According to the report, “roughly 45 percent of workers likely to get a raise from an increase in the minimum wage to $10.10 receive benefits from at least one means-tested public assistance program, either directly or through a family member.”

Cooper said that most of those programs were meant to be temporary support for people that had fallen on hard times or suffered some unexpected change in their income.

“They were not intended to act as long-term subsidies to employers so that businesses could get away with paying poverty-level wages,” Cooper explained. “But today roughly half of public assistance dollars for these programs go to working families and roughly half of the workers in those families that receive benefits are working full-time.”

In 2014, Dēmos, a public policy group aimed at reducing political and economic inequality, reported that, “the compensation of fast food CEOs was more than 1,200 times the earnings of the average fast food worker,” in 2012.

“Accommodation and Food Services [CEOs] earned 543 times the annual income of the average worker in the sector – the highest CEO-to-worker ratio of any sector in the economy in any year since 2000,” the Dēmos report stated.

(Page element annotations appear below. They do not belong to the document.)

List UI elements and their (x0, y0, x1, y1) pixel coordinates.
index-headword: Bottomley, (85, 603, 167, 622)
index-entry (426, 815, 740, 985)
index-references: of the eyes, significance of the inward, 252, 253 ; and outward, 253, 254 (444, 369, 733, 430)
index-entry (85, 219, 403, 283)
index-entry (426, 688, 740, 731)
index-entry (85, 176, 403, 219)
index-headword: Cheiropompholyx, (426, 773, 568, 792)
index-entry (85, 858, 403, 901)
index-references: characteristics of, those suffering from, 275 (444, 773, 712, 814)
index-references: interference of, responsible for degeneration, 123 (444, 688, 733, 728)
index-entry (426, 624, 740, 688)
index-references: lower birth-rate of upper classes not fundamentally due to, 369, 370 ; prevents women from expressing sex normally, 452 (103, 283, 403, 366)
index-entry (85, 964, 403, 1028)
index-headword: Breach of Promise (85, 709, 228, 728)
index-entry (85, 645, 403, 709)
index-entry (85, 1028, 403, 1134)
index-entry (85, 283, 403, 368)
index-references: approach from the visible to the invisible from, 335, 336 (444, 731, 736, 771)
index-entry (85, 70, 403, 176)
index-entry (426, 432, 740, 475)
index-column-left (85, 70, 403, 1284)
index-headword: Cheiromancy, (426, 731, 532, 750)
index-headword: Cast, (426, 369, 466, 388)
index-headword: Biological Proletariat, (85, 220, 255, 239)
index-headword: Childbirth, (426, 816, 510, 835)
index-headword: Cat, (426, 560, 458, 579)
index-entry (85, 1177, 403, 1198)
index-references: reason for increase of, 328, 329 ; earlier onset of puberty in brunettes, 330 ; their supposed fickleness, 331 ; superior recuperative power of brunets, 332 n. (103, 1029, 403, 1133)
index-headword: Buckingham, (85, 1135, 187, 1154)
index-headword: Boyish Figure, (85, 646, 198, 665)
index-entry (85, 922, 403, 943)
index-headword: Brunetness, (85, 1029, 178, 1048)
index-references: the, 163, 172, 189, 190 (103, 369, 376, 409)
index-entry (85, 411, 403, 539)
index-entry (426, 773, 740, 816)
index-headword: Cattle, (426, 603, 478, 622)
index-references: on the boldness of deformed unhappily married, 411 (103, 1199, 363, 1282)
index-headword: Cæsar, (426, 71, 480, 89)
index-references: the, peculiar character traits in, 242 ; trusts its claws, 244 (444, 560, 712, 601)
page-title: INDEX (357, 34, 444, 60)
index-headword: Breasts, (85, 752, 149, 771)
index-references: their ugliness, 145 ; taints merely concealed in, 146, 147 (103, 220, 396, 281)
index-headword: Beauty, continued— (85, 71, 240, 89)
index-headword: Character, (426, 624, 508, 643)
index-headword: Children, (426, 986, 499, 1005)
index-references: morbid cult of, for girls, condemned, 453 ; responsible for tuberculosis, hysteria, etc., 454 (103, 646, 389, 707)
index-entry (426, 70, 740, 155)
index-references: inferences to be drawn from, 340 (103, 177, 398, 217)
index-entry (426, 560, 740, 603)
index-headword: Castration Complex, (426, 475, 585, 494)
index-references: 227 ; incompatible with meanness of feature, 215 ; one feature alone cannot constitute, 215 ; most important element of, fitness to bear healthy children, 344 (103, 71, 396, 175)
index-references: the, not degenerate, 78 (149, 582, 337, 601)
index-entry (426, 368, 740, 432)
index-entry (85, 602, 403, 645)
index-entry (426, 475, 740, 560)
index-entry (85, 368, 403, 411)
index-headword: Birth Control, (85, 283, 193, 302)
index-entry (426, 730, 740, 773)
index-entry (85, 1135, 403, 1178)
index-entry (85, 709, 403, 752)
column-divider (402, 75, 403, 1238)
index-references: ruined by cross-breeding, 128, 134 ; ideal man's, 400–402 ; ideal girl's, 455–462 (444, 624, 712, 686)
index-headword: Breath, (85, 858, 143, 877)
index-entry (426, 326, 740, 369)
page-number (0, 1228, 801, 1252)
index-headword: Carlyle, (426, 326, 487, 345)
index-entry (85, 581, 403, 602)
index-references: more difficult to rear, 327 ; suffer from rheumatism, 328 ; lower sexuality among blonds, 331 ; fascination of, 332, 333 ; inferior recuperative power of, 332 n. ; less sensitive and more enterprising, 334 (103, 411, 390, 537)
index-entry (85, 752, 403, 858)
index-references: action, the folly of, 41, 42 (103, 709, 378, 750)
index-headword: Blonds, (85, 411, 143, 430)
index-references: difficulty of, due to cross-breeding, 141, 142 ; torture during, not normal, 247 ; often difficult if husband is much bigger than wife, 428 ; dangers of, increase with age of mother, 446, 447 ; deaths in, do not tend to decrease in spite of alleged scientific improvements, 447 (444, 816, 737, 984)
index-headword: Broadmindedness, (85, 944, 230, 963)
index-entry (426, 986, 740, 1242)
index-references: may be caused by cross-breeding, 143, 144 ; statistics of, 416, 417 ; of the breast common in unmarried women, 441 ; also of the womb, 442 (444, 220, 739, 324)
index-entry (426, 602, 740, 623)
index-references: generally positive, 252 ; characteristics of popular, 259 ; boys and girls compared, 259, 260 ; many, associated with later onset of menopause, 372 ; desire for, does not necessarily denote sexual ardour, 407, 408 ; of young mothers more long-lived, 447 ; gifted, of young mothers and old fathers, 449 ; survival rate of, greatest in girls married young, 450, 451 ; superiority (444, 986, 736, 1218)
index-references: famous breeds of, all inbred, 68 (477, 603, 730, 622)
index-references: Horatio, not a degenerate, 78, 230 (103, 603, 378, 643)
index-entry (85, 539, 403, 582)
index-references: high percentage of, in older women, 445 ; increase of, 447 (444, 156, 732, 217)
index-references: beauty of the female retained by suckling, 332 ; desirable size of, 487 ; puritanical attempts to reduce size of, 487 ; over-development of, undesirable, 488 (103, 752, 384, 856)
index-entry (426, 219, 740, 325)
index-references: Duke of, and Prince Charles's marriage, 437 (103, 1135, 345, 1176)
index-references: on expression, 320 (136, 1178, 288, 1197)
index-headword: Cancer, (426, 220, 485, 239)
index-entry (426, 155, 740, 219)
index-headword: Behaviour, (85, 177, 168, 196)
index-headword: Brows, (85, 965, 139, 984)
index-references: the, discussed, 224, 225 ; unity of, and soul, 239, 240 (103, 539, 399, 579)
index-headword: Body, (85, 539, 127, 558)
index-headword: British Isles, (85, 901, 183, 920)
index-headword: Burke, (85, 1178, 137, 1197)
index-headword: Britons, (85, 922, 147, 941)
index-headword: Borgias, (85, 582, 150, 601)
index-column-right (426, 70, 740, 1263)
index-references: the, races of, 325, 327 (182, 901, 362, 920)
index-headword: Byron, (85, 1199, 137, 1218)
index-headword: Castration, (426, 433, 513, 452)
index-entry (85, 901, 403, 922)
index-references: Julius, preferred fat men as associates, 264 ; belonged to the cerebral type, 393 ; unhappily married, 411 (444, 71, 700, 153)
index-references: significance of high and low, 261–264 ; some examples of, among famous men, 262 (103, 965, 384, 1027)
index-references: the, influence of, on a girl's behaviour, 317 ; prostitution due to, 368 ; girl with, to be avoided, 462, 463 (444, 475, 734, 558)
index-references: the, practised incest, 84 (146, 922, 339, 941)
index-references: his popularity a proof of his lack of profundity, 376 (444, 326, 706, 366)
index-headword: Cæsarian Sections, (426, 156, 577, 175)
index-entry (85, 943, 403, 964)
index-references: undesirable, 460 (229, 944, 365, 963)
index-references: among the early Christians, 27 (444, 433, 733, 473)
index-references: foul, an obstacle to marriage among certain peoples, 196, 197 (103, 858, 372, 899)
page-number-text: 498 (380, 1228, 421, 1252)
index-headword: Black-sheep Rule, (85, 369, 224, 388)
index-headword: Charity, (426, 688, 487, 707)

Dēmos also reported that the food preparation and retail jobs are among the top five occupations expected to grow through 2022.

“The increasing reliance on employment in these highly unequal industries will make it harder for working people to share in the gains of economic growth as more and more income becomes concentrated at the top,” the Dēmos report said.

A 2013 report by The Committee for Better Banks, a group that advocates for bank workers’ rights, said that bank worker wages are so low that roughly one-third of tellers or their family members “receive some sort of public assistance nationwide.”